Seemingly on the heels of a plethora of recordings of Johann Sebastian Bach’s Goldberg Variations (BWV 988), comes yet another rendition by harpsichordist Malcolm Archer. In the well-written booklet notes we are treated to an easily understood analysis of the variations by David Owen Norris, all the more readable due to its brevity and focus on the music. Since this is an iconic work, one doesn’t need to go into depth about the various variations that become increasingly complex as the work progresses. So, here the review of necessity must concern the performance and the instrument upon which these movements is played. For the latter, Archer uses a harpsichord build by Alan Gotto of Norwich, England, a lively and quite resonant instrument copied after a 1728 German model by Christian Zell, whose own legacy reaches back into Bach’s household. The quality is excellent, with a bright and clear sound, and an easy touch that makes each note speak.
As for his interpretation of the Variations, one should preface any comment with a general one, where most of the recordings I have heard begin with an aria that is like the slow pouring of molasses. I suppose one finds this a good idea for interpretation, but then as each progresses, the tendency is to speed up until about Variation 28, with its twinkling trills, with a final rush in Variation 29 and a more folk-like tempo in the final Quodlibet. Of course, it ends usually with a da capo of the aria. Here, Archer seeks to find his own tempos for each variations, and given the ease with which the instrument sounds, this allows for each variation to be distinguishable. For example, the Variation 22 Alla breve is done with a regal and decisive tempo, while the Variation 15, the canon at the fifth, is deliberate and a bit mysterious. Variation 8 in the compound meter of a gigue is light and airy, in contrast again to many who seem to want to take it at a breakneck speed.

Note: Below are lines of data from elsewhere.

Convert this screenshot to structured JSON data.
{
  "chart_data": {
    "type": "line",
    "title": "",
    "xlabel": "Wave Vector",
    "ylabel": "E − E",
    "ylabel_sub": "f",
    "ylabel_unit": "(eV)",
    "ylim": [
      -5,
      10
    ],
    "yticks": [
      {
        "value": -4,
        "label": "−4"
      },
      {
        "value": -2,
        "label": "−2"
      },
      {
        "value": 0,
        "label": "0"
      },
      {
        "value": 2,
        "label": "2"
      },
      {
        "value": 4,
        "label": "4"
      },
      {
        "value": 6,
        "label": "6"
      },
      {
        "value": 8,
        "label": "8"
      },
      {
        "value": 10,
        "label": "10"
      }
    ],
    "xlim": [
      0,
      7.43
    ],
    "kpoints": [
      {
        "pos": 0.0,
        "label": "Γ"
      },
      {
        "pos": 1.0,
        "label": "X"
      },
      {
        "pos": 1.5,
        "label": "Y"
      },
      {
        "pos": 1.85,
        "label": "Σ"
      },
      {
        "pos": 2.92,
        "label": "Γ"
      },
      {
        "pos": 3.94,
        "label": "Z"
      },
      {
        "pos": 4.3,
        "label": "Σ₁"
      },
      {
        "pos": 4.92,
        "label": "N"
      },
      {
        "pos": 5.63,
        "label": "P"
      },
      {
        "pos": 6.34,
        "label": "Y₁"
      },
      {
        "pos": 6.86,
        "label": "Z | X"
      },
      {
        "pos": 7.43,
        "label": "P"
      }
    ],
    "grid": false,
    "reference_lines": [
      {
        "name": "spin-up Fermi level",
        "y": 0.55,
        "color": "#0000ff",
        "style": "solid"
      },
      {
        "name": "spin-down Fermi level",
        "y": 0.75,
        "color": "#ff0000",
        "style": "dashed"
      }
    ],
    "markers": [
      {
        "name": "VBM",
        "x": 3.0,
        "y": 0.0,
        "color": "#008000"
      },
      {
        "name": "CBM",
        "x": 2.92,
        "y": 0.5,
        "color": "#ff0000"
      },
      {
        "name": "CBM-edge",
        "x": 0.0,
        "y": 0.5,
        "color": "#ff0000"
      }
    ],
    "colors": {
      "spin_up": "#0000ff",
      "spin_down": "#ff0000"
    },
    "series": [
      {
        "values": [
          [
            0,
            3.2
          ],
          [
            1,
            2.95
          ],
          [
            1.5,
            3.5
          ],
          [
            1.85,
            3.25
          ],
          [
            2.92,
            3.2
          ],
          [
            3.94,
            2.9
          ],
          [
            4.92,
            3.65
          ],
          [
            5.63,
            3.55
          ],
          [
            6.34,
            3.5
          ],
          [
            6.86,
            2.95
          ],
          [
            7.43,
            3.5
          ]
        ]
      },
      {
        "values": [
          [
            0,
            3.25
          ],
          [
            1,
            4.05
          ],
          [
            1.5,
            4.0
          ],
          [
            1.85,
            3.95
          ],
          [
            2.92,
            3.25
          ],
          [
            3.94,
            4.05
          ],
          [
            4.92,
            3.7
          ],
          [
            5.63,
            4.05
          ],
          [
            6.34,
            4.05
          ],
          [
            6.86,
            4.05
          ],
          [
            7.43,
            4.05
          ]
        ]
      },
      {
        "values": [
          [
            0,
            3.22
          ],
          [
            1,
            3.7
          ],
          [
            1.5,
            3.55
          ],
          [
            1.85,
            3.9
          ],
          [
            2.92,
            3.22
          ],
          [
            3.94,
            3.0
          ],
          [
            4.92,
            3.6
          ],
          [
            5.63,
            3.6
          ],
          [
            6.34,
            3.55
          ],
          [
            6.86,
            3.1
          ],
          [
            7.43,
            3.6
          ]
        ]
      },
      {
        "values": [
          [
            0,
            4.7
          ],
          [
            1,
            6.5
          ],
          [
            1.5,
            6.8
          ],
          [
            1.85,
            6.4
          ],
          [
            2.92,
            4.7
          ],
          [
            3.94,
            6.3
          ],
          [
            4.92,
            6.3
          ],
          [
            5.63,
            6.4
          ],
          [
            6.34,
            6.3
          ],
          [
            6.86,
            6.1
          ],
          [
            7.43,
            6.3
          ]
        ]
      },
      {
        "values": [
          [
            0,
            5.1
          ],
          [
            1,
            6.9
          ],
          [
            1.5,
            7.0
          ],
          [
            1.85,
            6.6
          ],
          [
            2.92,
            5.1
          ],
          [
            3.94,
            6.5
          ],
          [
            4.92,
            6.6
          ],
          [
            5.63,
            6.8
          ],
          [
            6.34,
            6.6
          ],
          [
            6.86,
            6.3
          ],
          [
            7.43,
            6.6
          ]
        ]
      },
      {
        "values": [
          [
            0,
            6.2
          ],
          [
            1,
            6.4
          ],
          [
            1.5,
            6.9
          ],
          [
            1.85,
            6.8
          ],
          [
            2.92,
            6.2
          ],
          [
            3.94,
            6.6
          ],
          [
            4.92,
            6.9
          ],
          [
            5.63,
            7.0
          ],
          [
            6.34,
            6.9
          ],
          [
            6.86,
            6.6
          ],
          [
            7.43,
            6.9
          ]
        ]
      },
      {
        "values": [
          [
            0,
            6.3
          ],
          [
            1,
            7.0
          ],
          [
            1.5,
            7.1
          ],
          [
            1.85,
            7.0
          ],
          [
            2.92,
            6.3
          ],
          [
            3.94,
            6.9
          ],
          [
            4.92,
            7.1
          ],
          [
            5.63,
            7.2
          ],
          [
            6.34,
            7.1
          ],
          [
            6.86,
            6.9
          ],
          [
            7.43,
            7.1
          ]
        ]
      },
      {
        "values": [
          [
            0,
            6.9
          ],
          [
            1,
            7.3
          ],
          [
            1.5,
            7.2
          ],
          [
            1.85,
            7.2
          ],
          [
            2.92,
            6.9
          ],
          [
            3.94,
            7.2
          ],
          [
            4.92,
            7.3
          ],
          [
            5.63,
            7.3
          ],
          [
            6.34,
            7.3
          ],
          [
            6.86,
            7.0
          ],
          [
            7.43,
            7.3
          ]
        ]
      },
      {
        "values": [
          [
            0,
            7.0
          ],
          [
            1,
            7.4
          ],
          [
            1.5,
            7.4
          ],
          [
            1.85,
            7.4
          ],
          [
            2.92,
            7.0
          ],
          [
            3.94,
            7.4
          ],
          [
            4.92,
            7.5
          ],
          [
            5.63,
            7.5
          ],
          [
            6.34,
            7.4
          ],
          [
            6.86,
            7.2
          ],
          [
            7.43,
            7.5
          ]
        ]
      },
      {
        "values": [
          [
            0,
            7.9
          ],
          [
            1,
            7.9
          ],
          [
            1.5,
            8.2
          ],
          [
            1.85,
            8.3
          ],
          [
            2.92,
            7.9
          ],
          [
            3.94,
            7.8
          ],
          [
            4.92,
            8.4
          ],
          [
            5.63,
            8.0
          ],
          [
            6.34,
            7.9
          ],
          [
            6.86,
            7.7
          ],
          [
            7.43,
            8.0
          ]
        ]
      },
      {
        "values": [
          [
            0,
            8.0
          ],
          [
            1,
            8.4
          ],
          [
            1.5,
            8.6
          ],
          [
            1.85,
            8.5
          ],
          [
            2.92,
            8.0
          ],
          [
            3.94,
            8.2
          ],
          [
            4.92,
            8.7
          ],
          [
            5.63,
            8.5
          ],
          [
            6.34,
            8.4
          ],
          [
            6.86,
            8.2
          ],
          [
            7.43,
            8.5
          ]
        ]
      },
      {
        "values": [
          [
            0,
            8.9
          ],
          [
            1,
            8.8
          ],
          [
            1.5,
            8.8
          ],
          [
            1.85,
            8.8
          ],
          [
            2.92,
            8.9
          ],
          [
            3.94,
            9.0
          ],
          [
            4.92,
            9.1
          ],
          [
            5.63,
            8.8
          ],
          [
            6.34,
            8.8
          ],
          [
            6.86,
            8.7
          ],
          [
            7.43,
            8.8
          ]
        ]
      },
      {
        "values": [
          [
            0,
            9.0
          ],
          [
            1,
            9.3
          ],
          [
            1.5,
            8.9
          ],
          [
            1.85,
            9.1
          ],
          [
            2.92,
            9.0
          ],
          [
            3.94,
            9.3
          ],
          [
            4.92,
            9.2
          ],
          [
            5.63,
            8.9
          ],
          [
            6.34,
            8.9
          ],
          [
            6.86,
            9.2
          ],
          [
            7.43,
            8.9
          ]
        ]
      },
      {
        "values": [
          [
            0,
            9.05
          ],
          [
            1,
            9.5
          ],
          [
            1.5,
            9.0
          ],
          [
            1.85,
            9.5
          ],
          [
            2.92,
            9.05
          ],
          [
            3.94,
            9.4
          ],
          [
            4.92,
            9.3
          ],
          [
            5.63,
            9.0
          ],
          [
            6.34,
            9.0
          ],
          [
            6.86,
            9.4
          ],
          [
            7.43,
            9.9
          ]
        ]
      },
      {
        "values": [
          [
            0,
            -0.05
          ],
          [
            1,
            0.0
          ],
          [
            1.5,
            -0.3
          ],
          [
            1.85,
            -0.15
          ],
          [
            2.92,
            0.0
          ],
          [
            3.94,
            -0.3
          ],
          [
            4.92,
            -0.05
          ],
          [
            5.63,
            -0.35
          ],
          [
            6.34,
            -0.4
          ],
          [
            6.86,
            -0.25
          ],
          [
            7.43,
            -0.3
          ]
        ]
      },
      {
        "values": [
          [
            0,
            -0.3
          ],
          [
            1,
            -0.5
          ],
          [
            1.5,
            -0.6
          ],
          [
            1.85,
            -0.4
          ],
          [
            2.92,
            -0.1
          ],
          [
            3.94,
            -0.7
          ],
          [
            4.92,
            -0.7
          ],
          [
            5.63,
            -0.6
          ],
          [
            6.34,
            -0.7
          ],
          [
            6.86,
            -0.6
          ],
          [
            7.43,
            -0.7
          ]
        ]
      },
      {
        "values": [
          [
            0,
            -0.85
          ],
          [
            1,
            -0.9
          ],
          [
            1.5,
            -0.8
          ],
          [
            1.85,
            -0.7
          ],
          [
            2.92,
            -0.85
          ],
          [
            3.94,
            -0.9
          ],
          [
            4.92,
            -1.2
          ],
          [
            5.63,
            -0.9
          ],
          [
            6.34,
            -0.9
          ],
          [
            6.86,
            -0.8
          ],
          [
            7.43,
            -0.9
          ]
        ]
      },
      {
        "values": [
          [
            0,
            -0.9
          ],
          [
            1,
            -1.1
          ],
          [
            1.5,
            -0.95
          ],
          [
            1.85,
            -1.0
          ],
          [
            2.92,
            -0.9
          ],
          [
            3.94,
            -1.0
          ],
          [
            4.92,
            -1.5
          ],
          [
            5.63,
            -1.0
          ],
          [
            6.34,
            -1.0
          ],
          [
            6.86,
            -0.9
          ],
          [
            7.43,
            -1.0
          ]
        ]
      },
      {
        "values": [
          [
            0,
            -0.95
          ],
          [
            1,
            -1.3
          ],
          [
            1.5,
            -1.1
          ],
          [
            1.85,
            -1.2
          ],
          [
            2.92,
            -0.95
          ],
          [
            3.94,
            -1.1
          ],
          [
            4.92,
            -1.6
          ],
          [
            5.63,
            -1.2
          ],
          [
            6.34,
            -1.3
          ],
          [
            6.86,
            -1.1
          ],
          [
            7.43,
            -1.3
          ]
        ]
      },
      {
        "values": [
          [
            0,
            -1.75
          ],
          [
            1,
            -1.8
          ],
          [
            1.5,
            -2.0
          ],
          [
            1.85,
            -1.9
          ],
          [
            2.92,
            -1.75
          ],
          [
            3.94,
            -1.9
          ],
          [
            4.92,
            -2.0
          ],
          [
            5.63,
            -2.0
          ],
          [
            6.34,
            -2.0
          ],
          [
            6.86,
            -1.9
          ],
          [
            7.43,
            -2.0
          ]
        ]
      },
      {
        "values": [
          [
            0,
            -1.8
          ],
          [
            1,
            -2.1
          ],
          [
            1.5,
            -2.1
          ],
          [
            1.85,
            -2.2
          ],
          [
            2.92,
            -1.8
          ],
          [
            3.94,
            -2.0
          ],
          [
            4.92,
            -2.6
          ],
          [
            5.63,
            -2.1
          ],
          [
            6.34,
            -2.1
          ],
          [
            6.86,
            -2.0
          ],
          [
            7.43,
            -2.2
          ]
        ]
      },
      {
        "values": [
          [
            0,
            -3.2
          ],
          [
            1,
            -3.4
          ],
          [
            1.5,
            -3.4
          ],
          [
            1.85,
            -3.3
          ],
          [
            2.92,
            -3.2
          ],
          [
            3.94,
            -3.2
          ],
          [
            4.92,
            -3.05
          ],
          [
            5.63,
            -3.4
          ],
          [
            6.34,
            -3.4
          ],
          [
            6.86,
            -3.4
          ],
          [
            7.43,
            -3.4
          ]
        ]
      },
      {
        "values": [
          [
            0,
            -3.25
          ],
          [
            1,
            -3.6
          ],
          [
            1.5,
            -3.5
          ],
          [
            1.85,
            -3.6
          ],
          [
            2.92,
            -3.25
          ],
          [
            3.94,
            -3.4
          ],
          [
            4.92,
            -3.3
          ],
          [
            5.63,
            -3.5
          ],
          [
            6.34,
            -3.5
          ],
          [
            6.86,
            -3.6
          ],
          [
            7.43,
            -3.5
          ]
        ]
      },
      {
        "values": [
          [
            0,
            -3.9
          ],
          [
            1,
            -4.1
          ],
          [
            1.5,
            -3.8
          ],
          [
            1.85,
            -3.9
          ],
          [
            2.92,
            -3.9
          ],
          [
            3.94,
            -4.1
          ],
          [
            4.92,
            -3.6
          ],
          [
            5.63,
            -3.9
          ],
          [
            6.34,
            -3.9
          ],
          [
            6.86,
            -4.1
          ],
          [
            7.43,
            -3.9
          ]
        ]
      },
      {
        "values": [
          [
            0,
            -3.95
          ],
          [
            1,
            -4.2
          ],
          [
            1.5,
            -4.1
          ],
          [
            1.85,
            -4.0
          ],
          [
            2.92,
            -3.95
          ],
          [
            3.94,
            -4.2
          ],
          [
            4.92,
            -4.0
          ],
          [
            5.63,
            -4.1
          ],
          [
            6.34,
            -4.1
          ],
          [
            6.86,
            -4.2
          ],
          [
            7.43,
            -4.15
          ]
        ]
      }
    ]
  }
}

In short, Malcolm Archer has done some nice interpretive work on this iconic set. I find the disc interesting and well-performed. The tempos and registration seem to follow the contents of each variation, and the instrument is, as noted, nicely resonant. All this being said, I find it a solid, even quite interesting recording, but I would find it hard to go further to say that it is in the lead of a very full pack. If one wants a good, solid, and quite accessible recording of these variations, then you certainly should consider this one. If, however, one is looking (perhaps in vain) for a novel interpretation, this will remain just one of many similar ones. Your choice, save if you happen to collect Goldbergs, in which case this will be a fine addition to the collection.